3. Une illégalité fictive malgré des tentatives d'encadrement

L'illégalité des sites de jeux en ligne est aujourd'hui juridiquement avérée mais n'a pas de réelle incidence concrète - hormis sur le terrain de la publicité via des médias de grande audience - puisque les opérateurs proposent en toute impunité pénale, de l'étranger, des paris et jeux en ligne aux internautes français.

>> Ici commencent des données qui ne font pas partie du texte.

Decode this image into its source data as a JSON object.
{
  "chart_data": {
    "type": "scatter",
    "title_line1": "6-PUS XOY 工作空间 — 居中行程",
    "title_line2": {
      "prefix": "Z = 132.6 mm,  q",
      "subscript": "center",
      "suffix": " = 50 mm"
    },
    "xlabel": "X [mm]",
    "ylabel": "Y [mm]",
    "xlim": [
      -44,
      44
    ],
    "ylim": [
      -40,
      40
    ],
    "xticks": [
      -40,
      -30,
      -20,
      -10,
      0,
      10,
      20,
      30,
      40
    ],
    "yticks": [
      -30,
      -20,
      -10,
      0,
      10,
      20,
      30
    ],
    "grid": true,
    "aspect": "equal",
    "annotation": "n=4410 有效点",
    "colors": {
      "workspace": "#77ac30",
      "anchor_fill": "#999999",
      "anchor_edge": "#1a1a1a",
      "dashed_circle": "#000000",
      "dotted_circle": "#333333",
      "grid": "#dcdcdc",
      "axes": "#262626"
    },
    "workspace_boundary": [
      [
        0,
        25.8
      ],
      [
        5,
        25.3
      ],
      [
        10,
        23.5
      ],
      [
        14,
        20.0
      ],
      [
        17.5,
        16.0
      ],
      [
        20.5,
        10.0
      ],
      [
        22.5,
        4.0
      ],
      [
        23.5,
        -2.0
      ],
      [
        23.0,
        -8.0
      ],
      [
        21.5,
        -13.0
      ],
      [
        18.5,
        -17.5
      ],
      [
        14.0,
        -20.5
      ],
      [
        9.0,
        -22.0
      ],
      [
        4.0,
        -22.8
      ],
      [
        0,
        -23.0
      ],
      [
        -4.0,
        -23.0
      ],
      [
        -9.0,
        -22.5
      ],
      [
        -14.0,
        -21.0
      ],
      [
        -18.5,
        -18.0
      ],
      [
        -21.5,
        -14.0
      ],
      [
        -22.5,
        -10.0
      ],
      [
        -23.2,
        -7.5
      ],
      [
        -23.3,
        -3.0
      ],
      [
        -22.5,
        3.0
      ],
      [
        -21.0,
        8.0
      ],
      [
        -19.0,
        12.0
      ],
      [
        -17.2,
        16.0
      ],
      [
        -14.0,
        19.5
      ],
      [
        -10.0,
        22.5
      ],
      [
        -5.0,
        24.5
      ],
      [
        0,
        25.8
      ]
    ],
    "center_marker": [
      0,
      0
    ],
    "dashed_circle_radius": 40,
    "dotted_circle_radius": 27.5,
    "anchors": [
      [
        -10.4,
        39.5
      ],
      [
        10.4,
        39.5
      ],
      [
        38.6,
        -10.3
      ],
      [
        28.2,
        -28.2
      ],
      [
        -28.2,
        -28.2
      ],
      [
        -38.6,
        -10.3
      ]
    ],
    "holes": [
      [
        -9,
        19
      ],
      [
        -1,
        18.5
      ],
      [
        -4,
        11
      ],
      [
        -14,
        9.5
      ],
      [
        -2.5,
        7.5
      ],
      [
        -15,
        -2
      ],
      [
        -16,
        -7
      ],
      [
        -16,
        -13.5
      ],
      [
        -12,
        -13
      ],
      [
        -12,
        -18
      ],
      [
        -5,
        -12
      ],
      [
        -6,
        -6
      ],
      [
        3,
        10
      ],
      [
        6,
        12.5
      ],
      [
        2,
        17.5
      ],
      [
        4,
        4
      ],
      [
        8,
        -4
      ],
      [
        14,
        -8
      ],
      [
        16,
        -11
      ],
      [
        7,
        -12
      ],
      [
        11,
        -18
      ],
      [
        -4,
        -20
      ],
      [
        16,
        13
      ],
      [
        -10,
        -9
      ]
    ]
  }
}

Le vaste ensemble des opérateurs de facto délictueux est cependant très hétérogène puisqu'on peut établir une distinction entre :

- les opérateurs « sérieux » disposant d'une licence dans un autre Etat membre (Malte et Royaume-Uni en particulier) mais qui recourent parfois à la publicité de manière illégale ;

- les opérateurs « sauvages » agréés dans une juridiction non-européenne mais qui présentent certaines garanties de fiabilité au regard de la lutte contre le blanchiment des capitaux et le financement du terrorisme ;

- ceux qui ne présentent pas de telles garanties sans pour autant servir d'intermédiaires à des activités criminelles ;

- et enfin ceux, nombreux, qui constituent purement et simplement des vecteurs de fraude, de trucage, de blanchiment et de « cybercriminalité » organisée . Le rapport précité du CERT-LEXSI a ainsi rappelé que « les casinos, loteries et paris en ligne sont les terrains de jeux de prédilection d'organisations criminelles très développées », ces organisations « disposant de ressources techniques de grande envergure et exerçant systématiquement d'autres activités comme la fraude bancaire, la pédo-pornographie ou l'infection de postes ». L'étude décrit avec précision les modes opératoires illégaux de ces sites (et le cas échéant de sites non criminels) et les schémas frauduleux de ces sites.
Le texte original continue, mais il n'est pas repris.